Sartre, qui était un excellent pianiste, a passé son temps à pester contre la musique contemporaine. Lévi-Strauss fils de peintre, un connaisseur de peinture comme personne, a passé son temps à se lamenter, sur ce qu’il appelait le métier perdu, de dire en gros, sur l’état déplorable de, là encore, l’art dit contemporain. Castoriadis a écrit un texte qui commençait par « l’art contemporain en première approximation est nul », mais à mon avis, Luc Ferry est aussi sévère que moi sur l’art contemporain. Pourquoi est-ce qu’on entreprend pas d’en parler plus souvent, on l’a tous fait un peu ici ou là, notamment moi plusieurs fois, Luc Ferry aussi, mais la perplexité, dans je voulais faire état, c’est qu’au fond en art, je crois, assez peu aux idées, et il ne faudrait pas faire la même erreur, mais inversée, de celles que font un certain nombre d’artistes dits contemporains et de leurs dits admirateurs, qui consiste à trouver une œuvre nulle d’un point du plastique par la richesse des discours, qu’elle est capable prétendument de susciter. Aucun discours ne peut sauver une œuvre nulle, mais pour la même raison, aucun discours ne peut réfuter une œuvre nulle. Autrement dit, ne comptez pas sur nous, ne comptez pas sur moi en particulier pour réfuter l’art contemporain, parce que précisément, ça serait quoi ? que l’art est soumis au concept. Alors que l’art n’est que ce qu’il est, c’est-à-dire, bouleversant et irremplaçable, que par ce que justement, il ne se réduit pas aux idées, qu’il peut susciter que ces idées soient en faveur ou au contraire en défaveur de tel ou tel art, vient le moment où en art, il faut laisser le dernier mot, le premier et le dernier au goût, alors un goût, si possible, éclairé par la culture, mais au goût, à la sensibilité, à l’amour ou au contraire au dégoût et au mépris.
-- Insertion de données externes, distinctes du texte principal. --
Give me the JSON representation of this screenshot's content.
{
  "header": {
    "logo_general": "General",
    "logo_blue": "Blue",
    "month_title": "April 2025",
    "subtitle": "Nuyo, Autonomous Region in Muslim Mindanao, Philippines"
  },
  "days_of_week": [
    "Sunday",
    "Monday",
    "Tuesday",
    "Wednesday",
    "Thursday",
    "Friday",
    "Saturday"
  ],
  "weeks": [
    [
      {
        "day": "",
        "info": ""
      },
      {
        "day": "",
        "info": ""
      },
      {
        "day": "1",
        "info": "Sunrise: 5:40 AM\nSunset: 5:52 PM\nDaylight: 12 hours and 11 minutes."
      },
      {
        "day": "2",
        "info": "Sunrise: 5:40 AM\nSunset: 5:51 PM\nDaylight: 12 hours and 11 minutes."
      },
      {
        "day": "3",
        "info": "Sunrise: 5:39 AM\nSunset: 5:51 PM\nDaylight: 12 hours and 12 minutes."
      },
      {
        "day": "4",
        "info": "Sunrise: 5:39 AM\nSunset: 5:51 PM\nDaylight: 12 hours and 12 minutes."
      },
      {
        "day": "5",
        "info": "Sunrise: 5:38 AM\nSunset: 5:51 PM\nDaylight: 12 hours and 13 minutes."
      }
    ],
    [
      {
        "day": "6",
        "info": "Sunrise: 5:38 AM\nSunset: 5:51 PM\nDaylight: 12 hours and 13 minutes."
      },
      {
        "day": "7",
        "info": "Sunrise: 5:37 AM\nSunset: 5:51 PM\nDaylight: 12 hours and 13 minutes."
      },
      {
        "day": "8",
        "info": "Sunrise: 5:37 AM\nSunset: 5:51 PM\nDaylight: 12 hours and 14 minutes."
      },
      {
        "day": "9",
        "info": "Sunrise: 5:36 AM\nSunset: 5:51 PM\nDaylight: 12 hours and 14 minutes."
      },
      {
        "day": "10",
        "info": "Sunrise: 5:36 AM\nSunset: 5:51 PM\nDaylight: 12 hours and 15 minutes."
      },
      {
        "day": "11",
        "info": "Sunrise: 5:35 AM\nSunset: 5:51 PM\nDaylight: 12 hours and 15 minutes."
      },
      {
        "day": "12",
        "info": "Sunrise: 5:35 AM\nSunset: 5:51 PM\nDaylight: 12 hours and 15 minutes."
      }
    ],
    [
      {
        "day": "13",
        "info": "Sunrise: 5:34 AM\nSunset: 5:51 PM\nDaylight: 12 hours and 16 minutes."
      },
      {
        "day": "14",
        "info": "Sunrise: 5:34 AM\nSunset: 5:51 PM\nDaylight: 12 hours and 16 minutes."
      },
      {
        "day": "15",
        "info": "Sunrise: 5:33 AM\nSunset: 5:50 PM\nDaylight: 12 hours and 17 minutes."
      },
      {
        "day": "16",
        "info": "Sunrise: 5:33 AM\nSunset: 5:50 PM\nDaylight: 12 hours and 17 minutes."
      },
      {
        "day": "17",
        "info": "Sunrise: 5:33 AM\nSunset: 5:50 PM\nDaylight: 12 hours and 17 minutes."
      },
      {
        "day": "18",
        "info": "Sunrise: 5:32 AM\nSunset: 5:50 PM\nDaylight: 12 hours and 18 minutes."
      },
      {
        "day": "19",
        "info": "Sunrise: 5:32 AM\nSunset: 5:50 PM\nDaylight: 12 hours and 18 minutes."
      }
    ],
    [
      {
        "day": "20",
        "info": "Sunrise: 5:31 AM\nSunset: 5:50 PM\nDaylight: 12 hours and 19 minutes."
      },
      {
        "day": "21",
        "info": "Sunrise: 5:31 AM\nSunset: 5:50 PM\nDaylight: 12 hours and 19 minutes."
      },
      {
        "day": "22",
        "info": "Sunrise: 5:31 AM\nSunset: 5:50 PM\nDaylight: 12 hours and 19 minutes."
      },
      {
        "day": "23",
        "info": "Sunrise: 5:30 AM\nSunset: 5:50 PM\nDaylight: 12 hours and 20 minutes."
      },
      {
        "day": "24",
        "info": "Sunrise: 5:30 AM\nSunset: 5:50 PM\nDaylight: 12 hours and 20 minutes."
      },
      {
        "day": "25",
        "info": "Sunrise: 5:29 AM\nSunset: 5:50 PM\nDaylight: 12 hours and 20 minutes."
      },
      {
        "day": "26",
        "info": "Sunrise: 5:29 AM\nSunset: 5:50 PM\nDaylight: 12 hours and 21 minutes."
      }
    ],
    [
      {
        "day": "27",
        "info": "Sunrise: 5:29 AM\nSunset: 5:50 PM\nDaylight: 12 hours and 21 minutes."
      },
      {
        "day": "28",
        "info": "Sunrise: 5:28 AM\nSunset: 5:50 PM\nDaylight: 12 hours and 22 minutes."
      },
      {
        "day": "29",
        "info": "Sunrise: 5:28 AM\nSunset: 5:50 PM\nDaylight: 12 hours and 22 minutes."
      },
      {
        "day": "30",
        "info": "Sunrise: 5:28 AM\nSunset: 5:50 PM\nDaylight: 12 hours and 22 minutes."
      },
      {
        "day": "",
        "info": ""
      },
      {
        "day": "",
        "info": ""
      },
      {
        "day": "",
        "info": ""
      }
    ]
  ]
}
Être contemporain, c’est d’être d’aujourd’hui, point
Alors, pour en venir maintenant au fond, traité très rapidement de notre sujet de ce qui est contemporain et de ce qui ne l’est pas, moi, ma position est très simple, être contemporain, c’est d’être d’aujourd’hui, point. C’est d’être du même temps, « contempory », c’est d’être avec dans le même temps que nous. Autrement dit tous les artistes vivants qui exposent ici sont par définition des artistes contemporains. Alors que Maurice Mazo, qui expose, si j’ose dire à côté, ne l’est pas simplement, parce qu’il est mort à la fin du 20ème siècle. Mazot est un artiste du 20e siècle, un artiste contemporain aujourd’hui, c’est un artiste du début du 21ème siècle. J’aime dire, c’est une évidence, et le sens du mot, j’en suis d’accord, mais ça veut dire que au vrai sens du mot contemporain, tel qu’on le trouve dans les dictionnaires, contemporain, c’est une pure question de fait. On est contemporain parce qu’en fait, on est d’aujourd’hui. Sans aucune, sans aucun contenu normatif, être contemporain, c’est ni bien, ni mal, ni beau ni laid, c’est un fait. Sans aucun contenu, même, descriptif. Quand je dit de quelqu’un, c’est un peintre contemporain, vous ne savez absolument rien de sa peinture. Vous savez quelque chose de lui, il est d’aujourd’hui, mais est-ce qu’il est abstrait ou figuratif, est-ce que c’est un bon peintre ou un mauvais peintre, est-ce qu’il fait de la peinture ou des installations, vous n’en savez rien. Donc voilà, contemporain, c’est une pure question de fait. Le paradoxe de l’art dit, contemporain, c’est qu’on a érigé cette notion purement factuelle en notion normative. On en a fait un jugement de valeur. Ce qui laisse entendre, sinon la chose est absurde, que la chronologie en art vaut comme jugement de valeur. Or évidemment, c’est faux, être peintre aujourd’hui ça ne dit pas si c’est un bon peintre ou un mauvais peintre.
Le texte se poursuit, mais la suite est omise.